Paulson released the blueprint on Monday (see Treasury Plans Financial Regulatory Overhaul) and it was quickly pronounced dead on arrival. That's not surprising considering that the plan, a sweeping reorganization of agencies like the Federal Reserve, the Securities and Exchange Commission, the Federal Deposit Insurance Corp., and the Commodity Futures Trading Commission, not to mention the elimination of the Office of Thrift Supervision, is being proposed by an administration that has less than a year to go in office.

To be sure, the blueprint includes both short- and long-term objectives, and Secretary Paulson doesn't recommend that its provisions all be adopted this year anyway. He is realistic enough to recognize that most of the proposals are not likely to sail through in a Congress dominated by the opposition party during an election year.

However, there are some parts of the blueprint that may survive the shredder.

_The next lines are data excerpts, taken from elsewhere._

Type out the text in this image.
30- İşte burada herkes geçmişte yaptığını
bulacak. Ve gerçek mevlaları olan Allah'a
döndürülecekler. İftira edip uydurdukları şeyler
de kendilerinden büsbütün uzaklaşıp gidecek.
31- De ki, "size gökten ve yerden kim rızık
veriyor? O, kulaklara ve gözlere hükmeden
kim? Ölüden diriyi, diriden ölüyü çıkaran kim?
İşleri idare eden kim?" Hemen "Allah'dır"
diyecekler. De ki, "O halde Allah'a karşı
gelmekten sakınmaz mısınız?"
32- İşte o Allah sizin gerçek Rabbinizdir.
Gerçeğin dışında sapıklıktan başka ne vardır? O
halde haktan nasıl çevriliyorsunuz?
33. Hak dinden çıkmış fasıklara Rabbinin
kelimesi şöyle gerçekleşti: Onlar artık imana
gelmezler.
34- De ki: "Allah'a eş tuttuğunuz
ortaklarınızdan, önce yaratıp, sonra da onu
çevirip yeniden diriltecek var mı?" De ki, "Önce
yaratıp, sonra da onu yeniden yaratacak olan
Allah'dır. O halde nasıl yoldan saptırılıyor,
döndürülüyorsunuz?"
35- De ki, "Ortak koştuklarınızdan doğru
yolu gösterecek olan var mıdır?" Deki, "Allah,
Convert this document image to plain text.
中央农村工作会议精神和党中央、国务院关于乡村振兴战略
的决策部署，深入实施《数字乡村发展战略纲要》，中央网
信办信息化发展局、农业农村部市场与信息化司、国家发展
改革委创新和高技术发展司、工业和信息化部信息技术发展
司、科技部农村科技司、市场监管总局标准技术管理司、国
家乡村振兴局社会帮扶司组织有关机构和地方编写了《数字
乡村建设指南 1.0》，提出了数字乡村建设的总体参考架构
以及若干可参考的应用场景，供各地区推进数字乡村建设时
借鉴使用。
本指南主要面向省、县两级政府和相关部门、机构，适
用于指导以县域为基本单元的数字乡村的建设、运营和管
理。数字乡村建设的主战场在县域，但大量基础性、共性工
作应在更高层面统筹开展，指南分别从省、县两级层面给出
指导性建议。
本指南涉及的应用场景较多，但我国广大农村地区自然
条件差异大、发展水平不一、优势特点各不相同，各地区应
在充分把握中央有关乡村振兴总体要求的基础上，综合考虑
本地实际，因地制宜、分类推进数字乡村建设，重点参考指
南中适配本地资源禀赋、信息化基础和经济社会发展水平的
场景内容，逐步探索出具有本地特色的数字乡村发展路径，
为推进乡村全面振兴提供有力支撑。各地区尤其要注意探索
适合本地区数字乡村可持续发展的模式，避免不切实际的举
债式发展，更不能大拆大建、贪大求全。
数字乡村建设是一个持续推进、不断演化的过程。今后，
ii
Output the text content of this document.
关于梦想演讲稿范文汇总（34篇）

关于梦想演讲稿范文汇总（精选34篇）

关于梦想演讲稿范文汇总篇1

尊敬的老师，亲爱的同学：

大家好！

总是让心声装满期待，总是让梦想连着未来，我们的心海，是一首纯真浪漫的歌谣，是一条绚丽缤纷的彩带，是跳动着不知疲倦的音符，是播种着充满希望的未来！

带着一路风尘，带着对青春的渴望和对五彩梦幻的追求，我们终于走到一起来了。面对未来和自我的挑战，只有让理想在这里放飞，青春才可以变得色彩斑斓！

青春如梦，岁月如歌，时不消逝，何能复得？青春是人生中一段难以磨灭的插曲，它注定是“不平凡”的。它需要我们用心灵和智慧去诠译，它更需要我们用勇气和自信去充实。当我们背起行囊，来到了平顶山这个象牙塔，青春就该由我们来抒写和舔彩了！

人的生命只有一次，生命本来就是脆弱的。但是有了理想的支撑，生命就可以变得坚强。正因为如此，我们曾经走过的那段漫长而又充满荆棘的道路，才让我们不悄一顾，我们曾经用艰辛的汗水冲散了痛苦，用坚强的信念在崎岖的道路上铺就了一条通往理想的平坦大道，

Both Congress and the Bush administration recognize the need to act this year while the country is still in the throes of an economic downturn that already appears to many Americans to be a recession.

One of the short-term goals of the plan is to establish a commission to set minimum standards for mortgage brokers, and it is likely that there will be more regulation on that front if not a separate commission. But ideas such as merging the SEC with its traditional rival, the CFTC, are probably not likely to fly, and there are already grumblings about the possibility of the SEC ceding some of its authority over accounting practices to the Federal Reserve, which has been blamed for failing to do a good job of policing the mortgage-lending practices of the big banks.

However, the blueprint has attracted support in some quarters from industry groups such as the Center for Audit Quality, the Securities Industry and Financial Markets Association, the Business Roundtable and the Managed Funds Association. Accountants have a stake in any reorganization that goes forward. With the presidential candidates already weighing in on some of the changes they would like to see in the financial regulators, it's likely that in the months ahead there will be more than one blueprint competing for attention.